2. The electrochemical cell of claim 1, wherein the cathode comprises any one of one or more layer, laminates or film structures, whereby the additive is present in an amount sufficient to enhance stability of the cathode as a discrete member.

3. The electrochemical cell of claim 2, wherein said additive is comprised of fumed silica.

4. The electrochemical cell of claim 3, wherein said cathode is comprised of film wherein said film is cast, coated, or extruded.

5. The electrochemical cell of claim 3, wherein said cathode is a metal oxide active material.

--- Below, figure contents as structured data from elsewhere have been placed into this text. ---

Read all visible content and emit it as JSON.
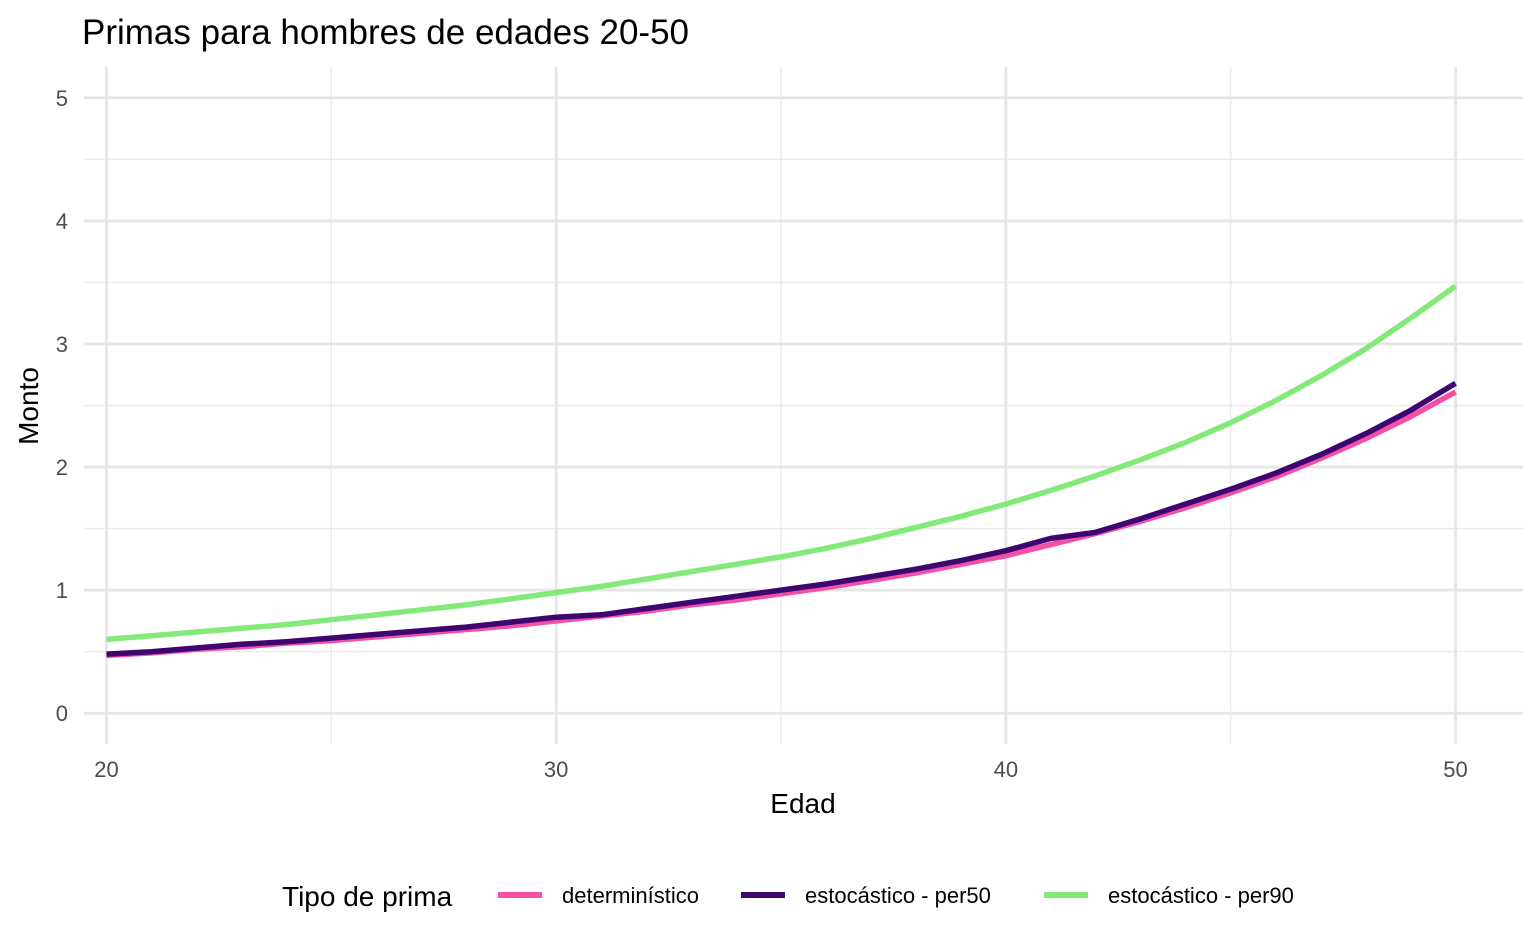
{
  "chart_data": {
    "type": "line",
    "title": "Primas para hombres de edades 20-50",
    "xlabel": "Edad",
    "ylabel": "Monto",
    "xlim": [
      19.5,
      51.5
    ],
    "ylim": [
      -0.25,
      5.25
    ],
    "x_ticks": [
      20,
      30,
      40,
      50
    ],
    "y_ticks": [
      0,
      1,
      2,
      3,
      4,
      5
    ],
    "grid": true,
    "legend_position": "bottom",
    "legend_title": "Tipo de prima",
    "x": [
      20,
      21,
      22,
      23,
      24,
      25,
      26,
      27,
      28,
      29,
      30,
      31,
      32,
      33,
      34,
      35,
      36,
      37,
      38,
      39,
      40,
      41,
      42,
      43,
      44,
      45,
      46,
      47,
      48,
      49,
      50
    ],
    "series": [
      {
        "name": "determinístico",
        "color": "#f34fa7",
        "values": [
          0.47,
          0.49,
          0.52,
          0.54,
          0.57,
          0.59,
          0.62,
          0.65,
          0.68,
          0.71,
          0.75,
          0.79,
          0.83,
          0.88,
          0.92,
          0.97,
          1.02,
          1.08,
          1.14,
          1.21,
          1.28,
          1.37,
          1.46,
          1.56,
          1.67,
          1.79,
          1.92,
          2.07,
          2.23,
          2.41,
          2.61
        ]
      },
      {
        "name": "estocástico - per50",
        "color": "#3f0671",
        "values": [
          0.48,
          0.5,
          0.53,
          0.56,
          0.58,
          0.61,
          0.64,
          0.67,
          0.7,
          0.74,
          0.78,
          0.8,
          0.85,
          0.9,
          0.95,
          1.0,
          1.05,
          1.11,
          1.17,
          1.24,
          1.32,
          1.42,
          1.47,
          1.58,
          1.7,
          1.82,
          1.95,
          2.1,
          2.27,
          2.46,
          2.68
        ]
      },
      {
        "name": "estocástico - per90",
        "color": "#83ea7a",
        "values": [
          0.6,
          0.63,
          0.66,
          0.69,
          0.72,
          0.76,
          0.8,
          0.84,
          0.88,
          0.93,
          0.98,
          1.03,
          1.09,
          1.15,
          1.21,
          1.27,
          1.34,
          1.42,
          1.51,
          1.6,
          1.7,
          1.81,
          1.93,
          2.06,
          2.2,
          2.36,
          2.54,
          2.74,
          2.96,
          3.21,
          3.47
        ]
      }
    ]
  }
}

6. The electrochemical cell of claim 5, wherein said metal oxide is selected from the group consisting of LiNiO₂, LiMn₂O₄, LiCO0₂, and Li_xNiCo_1-x-yAl_yO₂.

7. The electrochemical cell of claim 3, wherein the additive material comprises about 0.1 to 5% of the total formulation weight of the cathode

8. The electrochemical cell of claim 3, wherein the fumed silica is treated with one of Dimethyl-dichloro-silane (DDS), Hexamethyl-disilazone (HMDS), trimethoxy-octyl-silane, Octamethyl-cyclo-tetra-siloxane, Hexadeccylsilane, Methyacryl-silane.

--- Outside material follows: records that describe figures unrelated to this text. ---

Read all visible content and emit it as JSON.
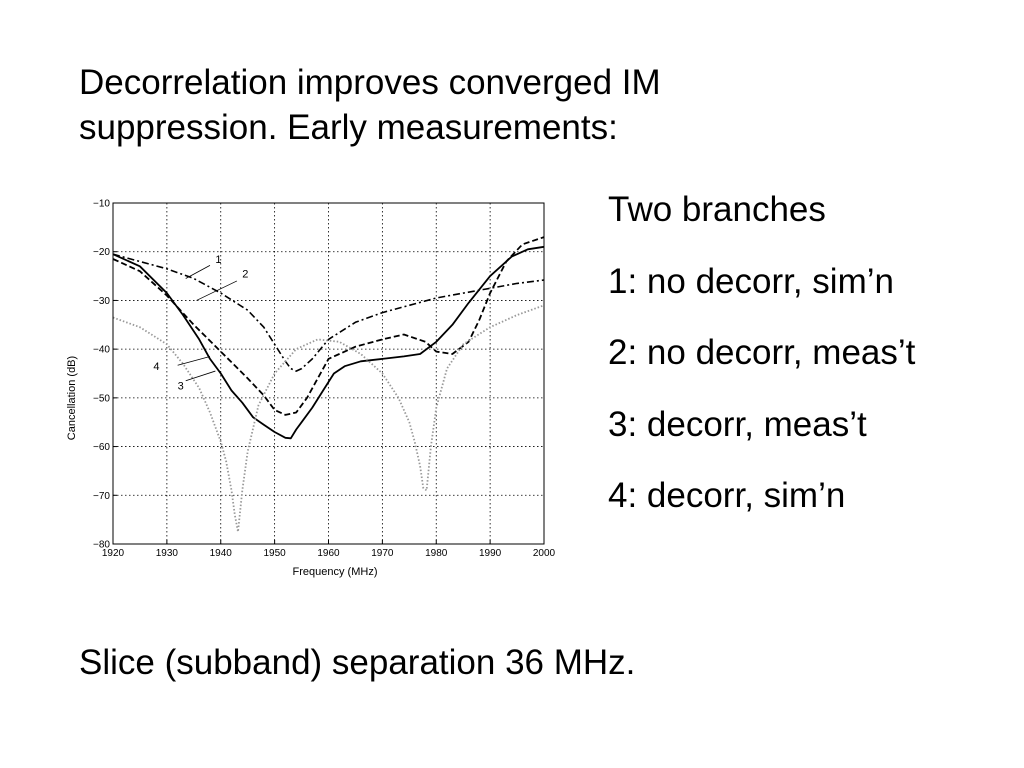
{
  "slide": {
    "title_lines": [
      "Decorrelation improves converged IM",
      "suppression.  Early measurements:"
    ],
    "legend_items": [
      "Two branches",
      "1: no decorr, sim’n",
      "2: no decorr, meas’t",
      "3: decorr, meas’t",
      "4: decorr, sim’n"
    ],
    "footer": "Slice (subband) separation 36 MHz."
  },
  "chart_data": {
    "type": "line",
    "xlabel": "Frequency (MHz)",
    "ylabel": "Cancellation (dB)",
    "xlim": [
      1920,
      2000
    ],
    "ylim": [
      -80,
      -10
    ],
    "xticks": [
      1920,
      1930,
      1940,
      1950,
      1960,
      1970,
      1980,
      1990,
      2000
    ],
    "yticks": [
      -10,
      -20,
      -30,
      -40,
      -50,
      -60,
      -70,
      -80
    ],
    "grid": true,
    "series": [
      {
        "name": "1",
        "style": "dashdot",
        "color": "#000000",
        "x": [
          1920,
          1925,
          1930,
          1935,
          1940,
          1945,
          1948,
          1950,
          1952,
          1953,
          1954,
          1955,
          1957,
          1960,
          1965,
          1970,
          1975,
          1980,
          1985,
          1990,
          1995,
          2000
        ],
        "y": [
          -20.5,
          -22,
          -23.5,
          -25.5,
          -28.5,
          -32,
          -35.5,
          -39,
          -42.5,
          -44,
          -44.5,
          -44,
          -42,
          -38,
          -34.5,
          -32.5,
          -31,
          -29.5,
          -28.5,
          -27.5,
          -26.5,
          -25.8
        ]
      },
      {
        "name": "2",
        "style": "dashed",
        "color": "#000000",
        "x": [
          1920,
          1925,
          1930,
          1935,
          1940,
          1945,
          1948,
          1950,
          1952,
          1954,
          1956,
          1958,
          1960,
          1965,
          1970,
          1974,
          1978,
          1980,
          1983,
          1986,
          1988,
          1990,
          1993,
          1996,
          2000
        ],
        "y": [
          -21.5,
          -24,
          -29,
          -35,
          -40.5,
          -46,
          -49.5,
          -52.5,
          -53.5,
          -53,
          -50,
          -46,
          -42,
          -39.5,
          -38,
          -37,
          -38.5,
          -40.5,
          -41,
          -38.5,
          -34,
          -28.5,
          -22,
          -18.5,
          -17
        ]
      },
      {
        "name": "3",
        "style": "solid",
        "color": "#000000",
        "x": [
          1920,
          1925,
          1930,
          1933,
          1936,
          1938,
          1940,
          1942,
          1944,
          1946,
          1948,
          1950,
          1952,
          1953,
          1954,
          1955,
          1957,
          1959,
          1961,
          1963,
          1966,
          1970,
          1974,
          1977,
          1980,
          1983,
          1986,
          1990,
          1994,
          1997,
          2000
        ],
        "y": [
          -20.5,
          -23,
          -28.5,
          -33,
          -38,
          -42,
          -45,
          -48.5,
          -51,
          -54,
          -55.5,
          -57,
          -58.2,
          -58.3,
          -56.5,
          -55,
          -52,
          -48.5,
          -45,
          -43.5,
          -42.5,
          -42,
          -41.5,
          -41,
          -38.5,
          -35,
          -30.5,
          -25,
          -21,
          -19.5,
          -19
        ]
      },
      {
        "name": "4",
        "style": "dotted",
        "color": "#999999",
        "x": [
          1920,
          1925,
          1930,
          1933,
          1936,
          1938,
          1940,
          1941,
          1942,
          1942.6,
          1943.2,
          1944,
          1945,
          1947,
          1950,
          1954,
          1958,
          1962,
          1966,
          1970,
          1973,
          1975,
          1976,
          1977,
          1977.6,
          1978.2,
          1979,
          1980,
          1982,
          1985,
          1990,
          1995,
          2000
        ],
        "y": [
          -33.5,
          -35.5,
          -39,
          -43,
          -48,
          -53,
          -59,
          -63,
          -69,
          -74,
          -77.5,
          -69,
          -61,
          -51.5,
          -45,
          -40,
          -38,
          -38.5,
          -41,
          -45,
          -50,
          -55,
          -59,
          -64,
          -68.5,
          -69,
          -60,
          -52,
          -44,
          -39,
          -35.5,
          -33,
          -31
        ]
      }
    ],
    "callouts": [
      "1",
      "2",
      "3",
      "4"
    ]
  }
}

9. The electrochemical cell of claim 6, wherein the anode is comprised of 75 to 90%, by weight, of graphite, 5 to 15% by weight of polymer, 1 to 10% by weight of plasticizer and 0.5% to 5% of conductive filler.

10. The electrochemical cell of claim 3, wherein the silica compound is present in the range of 0.25 to 3%.